Selamat pagi, Indonesia, seekor burung kecil
memberi salam kepada si anak kecil;
terasa benar : aku tak lain milikmu..
Basis. Thn. XV – 4 Januari 1965.  Sajak-sajak Perjuangan dan Nyanyian Tanah Air.
            Puisi ‘Selamat Pagi Indonesia’ memang terlihat menggunakan diksi yang sederhana. Kesederhanaan diksi yang ada sama sekali tidak melemahkan makna dalam puisi tersebut. Sapardi Djoko Damono dikenal sebagai penyair yang mampu mengolah  kata-kata sederhana menjadi sebuah lirik puisi yang istimewa, indah, dan sarat makna. Soni Farid Maulana (2004) mengungkapkan bahwa puisi Sapardi lebih kepada pengucapan yang subjektif, ringkas karena mempertahankan keutuhan emosi. Dalam puisinya, Sapardi telah menyatukan diri dengan lirik. Ia telah membebaskan diri dari desakan pengaruh sajak-sajak perjuangan masa lalu.

Pesan dalam ‘Selamat Pagi Indonesia’
Amanat adalah nilai-nilai dari karya sastra yang dapat diambil sebagai pelajaran, sehingga bisa dijadikan acuan hidup untuk menjadi pribadi yang lebih baik. Dalam puisi ‘Selamat Pagi Indonesia’, banyak pesan yang bisa diambil. Puisi tersebut menggambarkan kehidupan yang sederhana dengan pekerjaan yang sederhana pula. Aku (lirik) sendiri juga selalu bangun pagi dan segera bersiap untuk mengabdi kepada pertiwi dalam kerjanya yang sederhana. Meskipun begitu, aku (lirik) tetap setia untuk tanah air Indonesia. Di dalam puisi tersebut, aku (lirik) melihat semangat Indonesia pada wajah anak-anak sekolah, ibu-ibu yang penyabar, dan para pembantu pekerja jalanan. Mereka semua telah akrab dengan kerasnya hidup dan diam-diam tetap mencintai negerinya.
Kerasnya hidup yang  mereka jalani tak memudarkan rasa cintanya dan tak menyurutkan semangatnya untuk tetap mengisi kemerdekaan Indonesia. Hal ini patut dijadikan perenungan bahwa seseorang harus selalu mencintai tanah airnya tercinta dan selalu bangga dengan Indonesia.

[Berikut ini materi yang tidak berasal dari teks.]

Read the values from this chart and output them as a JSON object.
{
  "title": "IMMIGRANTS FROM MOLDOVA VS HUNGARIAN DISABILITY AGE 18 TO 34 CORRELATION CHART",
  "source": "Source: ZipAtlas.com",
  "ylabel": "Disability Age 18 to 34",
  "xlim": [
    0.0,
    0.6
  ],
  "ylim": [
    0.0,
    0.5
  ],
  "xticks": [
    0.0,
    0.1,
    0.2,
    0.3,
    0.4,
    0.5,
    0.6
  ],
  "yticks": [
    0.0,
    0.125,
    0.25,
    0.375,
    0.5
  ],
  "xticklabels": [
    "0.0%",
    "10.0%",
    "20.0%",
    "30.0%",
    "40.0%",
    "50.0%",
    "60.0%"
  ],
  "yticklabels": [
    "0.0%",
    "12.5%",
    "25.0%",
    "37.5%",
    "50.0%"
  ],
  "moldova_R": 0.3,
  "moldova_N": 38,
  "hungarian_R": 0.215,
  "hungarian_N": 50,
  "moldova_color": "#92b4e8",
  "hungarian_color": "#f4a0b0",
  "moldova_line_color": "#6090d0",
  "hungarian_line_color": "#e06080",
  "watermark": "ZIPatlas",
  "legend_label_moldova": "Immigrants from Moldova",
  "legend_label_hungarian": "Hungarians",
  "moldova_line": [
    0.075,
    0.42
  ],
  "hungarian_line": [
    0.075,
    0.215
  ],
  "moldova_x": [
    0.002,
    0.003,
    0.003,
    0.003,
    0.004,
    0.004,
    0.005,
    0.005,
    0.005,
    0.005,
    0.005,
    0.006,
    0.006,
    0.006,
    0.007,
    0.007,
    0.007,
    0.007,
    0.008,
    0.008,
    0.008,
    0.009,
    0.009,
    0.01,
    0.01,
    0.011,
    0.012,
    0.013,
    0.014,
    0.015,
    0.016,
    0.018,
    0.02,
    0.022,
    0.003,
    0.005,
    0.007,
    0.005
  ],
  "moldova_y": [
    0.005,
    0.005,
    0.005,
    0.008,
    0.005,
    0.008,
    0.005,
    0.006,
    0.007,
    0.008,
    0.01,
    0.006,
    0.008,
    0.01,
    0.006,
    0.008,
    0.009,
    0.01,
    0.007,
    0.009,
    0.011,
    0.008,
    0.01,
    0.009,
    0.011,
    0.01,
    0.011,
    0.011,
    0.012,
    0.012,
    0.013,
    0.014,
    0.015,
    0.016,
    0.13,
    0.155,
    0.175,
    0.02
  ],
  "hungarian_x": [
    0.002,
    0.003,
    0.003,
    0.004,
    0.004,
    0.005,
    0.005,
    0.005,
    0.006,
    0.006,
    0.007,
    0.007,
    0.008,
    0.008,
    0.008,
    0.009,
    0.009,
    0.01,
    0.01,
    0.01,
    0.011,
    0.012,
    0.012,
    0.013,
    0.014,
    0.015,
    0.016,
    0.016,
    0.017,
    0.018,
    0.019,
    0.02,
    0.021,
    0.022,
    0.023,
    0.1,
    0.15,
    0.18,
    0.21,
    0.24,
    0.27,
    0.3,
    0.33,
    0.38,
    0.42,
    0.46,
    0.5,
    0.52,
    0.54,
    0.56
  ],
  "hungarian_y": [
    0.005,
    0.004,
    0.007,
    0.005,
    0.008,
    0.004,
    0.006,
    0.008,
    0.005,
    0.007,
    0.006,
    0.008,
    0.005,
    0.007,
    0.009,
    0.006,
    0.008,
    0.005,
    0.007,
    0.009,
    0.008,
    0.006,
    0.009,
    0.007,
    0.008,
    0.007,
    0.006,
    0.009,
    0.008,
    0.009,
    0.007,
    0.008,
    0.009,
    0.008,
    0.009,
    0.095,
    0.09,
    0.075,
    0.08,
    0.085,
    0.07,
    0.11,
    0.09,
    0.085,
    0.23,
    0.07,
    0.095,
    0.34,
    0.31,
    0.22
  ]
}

“Hujan emas di negeri orang, hujan batu di negeri sendiri, baik juga di negeri sendiri”.



Sumber:
Siswanto, Wahyudi. 2008. Pengantar Teori Sastra. Jakarta: Grasindo.
Ciri Khas Sajak Sapardi Djoko Damono - ANNEAHIRA.COM.htm (diakses tanggal 27 Maret 2013).
Riwayat hidup Sapardi Djoko Damono _ Algojoluka's Blog.htm (diakses tanggal 27 Maret 2013).